ECLI:NL:RVS:2002:AE1252
Raad van State
- Hoger beroep
- R.W.L. Loeb
- B. van Wagtendonk
- M.G.J. Parkins de Vin
- Rechtspraak.nl
Hoger beroep inzake toevoeging rechtsbijstand en vermogenscriteria
In deze zaak gaat het om een hoger beroep van appellanten tegen een uitspraak van de arrondissementsrechtbank te Amsterdam, waarin hun verzoek om een toevoeging voor rechtsbijstand werd afgewezen. De Raad voor Rechtsbijstand te Amsterdam had eerder, op basis van de vermogenscriteria zoals vastgelegd in de Wet op de rechtsbijstand, besloten dat appellanten niet in aanmerking kwamen voor een toevoeging. De Raad stelde dat het gezamenlijk vermogen van appellanten, met name de waarde van hun woning, de toevoeging in de weg stond. Appellanten betwistten dit en stelden dat zij op basis van hun inkomen wel degelijk recht hadden op een toevoeging, ondanks dat zij geen liquide middelen hadden.

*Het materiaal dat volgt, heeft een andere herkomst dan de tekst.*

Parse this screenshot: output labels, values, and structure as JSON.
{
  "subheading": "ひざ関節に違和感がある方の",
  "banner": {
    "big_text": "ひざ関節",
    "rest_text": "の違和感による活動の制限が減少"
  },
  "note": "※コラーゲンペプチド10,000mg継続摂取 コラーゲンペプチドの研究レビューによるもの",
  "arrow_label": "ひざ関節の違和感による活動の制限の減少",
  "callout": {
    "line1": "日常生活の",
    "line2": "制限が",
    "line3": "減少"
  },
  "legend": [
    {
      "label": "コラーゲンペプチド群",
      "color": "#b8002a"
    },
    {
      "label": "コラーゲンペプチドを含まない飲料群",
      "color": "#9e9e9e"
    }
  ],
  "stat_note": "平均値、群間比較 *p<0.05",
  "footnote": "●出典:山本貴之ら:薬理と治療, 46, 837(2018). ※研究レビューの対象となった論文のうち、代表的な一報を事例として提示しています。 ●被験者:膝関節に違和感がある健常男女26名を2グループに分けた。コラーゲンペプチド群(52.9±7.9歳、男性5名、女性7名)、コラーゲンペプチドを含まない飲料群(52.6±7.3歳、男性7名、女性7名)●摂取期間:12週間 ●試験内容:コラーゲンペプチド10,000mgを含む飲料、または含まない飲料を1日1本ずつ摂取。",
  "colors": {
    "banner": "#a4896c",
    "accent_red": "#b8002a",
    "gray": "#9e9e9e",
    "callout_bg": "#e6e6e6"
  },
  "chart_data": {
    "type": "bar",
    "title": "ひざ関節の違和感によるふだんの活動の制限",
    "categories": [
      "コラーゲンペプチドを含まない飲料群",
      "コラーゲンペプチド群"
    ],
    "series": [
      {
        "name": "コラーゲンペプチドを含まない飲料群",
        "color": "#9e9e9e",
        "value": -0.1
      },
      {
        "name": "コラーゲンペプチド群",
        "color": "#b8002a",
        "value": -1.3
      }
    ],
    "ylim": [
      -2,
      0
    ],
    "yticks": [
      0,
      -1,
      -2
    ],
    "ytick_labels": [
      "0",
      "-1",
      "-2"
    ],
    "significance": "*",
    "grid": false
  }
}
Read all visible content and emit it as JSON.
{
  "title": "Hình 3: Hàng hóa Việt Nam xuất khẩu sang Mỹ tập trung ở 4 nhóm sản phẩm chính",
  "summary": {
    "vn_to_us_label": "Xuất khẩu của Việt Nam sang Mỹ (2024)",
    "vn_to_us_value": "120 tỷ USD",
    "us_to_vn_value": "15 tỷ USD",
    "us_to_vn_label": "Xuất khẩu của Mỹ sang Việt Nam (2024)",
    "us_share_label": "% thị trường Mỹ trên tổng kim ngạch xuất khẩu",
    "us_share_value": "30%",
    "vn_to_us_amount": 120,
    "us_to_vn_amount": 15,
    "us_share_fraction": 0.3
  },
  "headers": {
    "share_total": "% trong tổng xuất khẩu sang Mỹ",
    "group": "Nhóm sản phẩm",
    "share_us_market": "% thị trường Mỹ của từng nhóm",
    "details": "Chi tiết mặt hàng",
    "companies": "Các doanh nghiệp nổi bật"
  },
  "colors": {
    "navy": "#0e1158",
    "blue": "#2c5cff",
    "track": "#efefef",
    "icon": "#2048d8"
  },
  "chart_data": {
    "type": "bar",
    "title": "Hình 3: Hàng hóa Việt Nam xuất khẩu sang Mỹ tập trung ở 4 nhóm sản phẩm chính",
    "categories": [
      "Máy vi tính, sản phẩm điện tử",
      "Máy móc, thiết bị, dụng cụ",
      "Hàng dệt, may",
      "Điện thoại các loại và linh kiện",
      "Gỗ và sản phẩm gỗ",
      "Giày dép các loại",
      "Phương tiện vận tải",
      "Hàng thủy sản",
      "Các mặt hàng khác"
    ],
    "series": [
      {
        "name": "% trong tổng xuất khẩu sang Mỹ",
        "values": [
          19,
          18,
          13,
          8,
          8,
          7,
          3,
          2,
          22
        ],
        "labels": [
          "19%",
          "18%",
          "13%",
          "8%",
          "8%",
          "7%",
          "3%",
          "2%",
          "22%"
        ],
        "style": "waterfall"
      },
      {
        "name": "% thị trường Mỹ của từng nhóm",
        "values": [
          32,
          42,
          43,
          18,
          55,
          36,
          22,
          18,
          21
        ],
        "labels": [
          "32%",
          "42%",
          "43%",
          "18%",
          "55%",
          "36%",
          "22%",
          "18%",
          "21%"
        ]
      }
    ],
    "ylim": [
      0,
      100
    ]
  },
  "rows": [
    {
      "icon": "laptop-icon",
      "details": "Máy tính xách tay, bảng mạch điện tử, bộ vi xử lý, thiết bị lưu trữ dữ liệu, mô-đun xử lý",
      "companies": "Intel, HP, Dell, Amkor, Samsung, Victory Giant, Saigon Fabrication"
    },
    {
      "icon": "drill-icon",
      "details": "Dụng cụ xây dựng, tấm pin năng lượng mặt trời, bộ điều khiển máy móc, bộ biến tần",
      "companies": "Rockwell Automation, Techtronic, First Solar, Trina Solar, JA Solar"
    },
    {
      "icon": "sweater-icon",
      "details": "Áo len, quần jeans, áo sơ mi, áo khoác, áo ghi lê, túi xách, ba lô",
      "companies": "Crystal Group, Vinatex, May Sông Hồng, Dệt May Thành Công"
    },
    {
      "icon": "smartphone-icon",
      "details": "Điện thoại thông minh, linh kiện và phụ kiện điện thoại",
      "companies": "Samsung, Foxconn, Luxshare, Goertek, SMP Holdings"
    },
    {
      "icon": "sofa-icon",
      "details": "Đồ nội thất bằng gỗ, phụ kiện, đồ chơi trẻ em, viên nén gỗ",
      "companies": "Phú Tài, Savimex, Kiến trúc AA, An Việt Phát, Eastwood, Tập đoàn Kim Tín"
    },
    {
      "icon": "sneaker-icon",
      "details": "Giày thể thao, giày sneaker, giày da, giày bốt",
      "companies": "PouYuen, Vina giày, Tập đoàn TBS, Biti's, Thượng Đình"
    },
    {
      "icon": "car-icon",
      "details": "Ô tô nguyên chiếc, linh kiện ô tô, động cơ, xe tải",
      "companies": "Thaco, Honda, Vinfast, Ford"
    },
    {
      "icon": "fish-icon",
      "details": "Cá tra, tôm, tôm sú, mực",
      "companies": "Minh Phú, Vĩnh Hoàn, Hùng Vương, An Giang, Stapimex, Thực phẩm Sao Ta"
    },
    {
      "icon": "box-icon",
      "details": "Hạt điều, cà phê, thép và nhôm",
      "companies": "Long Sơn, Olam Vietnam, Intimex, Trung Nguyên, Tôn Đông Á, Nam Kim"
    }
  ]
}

De Afdeling bestuursrechtspraak van de Raad van State heeft de zaak op 7 maart 2002 behandeld. Tijdens de zitting werd duidelijk dat appellanten op basis van hun inkomen voor een toevoeging in aanmerking kwamen, maar dat de Raad voor Rechtsbijstand dit had miskend. De rechtbank had eerder geoordeeld dat appellanten ten tijde van hun verzoeken om toevoeging niet de vrije beschikking over hun woning hadden en deze niet konden gelde maken. De Afdeling oordeelde dat de Raad voor Rechtsbijstand opnieuw moest beslissen over de toevoegingen, rekening houdend met de overwegingen in deze uitspraak.
De uitspraak van de Afdeling was in het voordeel van appellanten, waarbij het hoger beroep gegrond werd verklaard en de eerdere uitspraak van de rechtbank gedeeltelijk werd vernietigd. De Raad voor Rechtsbijstand werd opgedragen om een nieuw besluit te nemen over de toevoegingen, waarbij ook de proceskosten van appellanten werden vergoed. De uitspraak werd openbaar uitgesproken op 10 april 2002.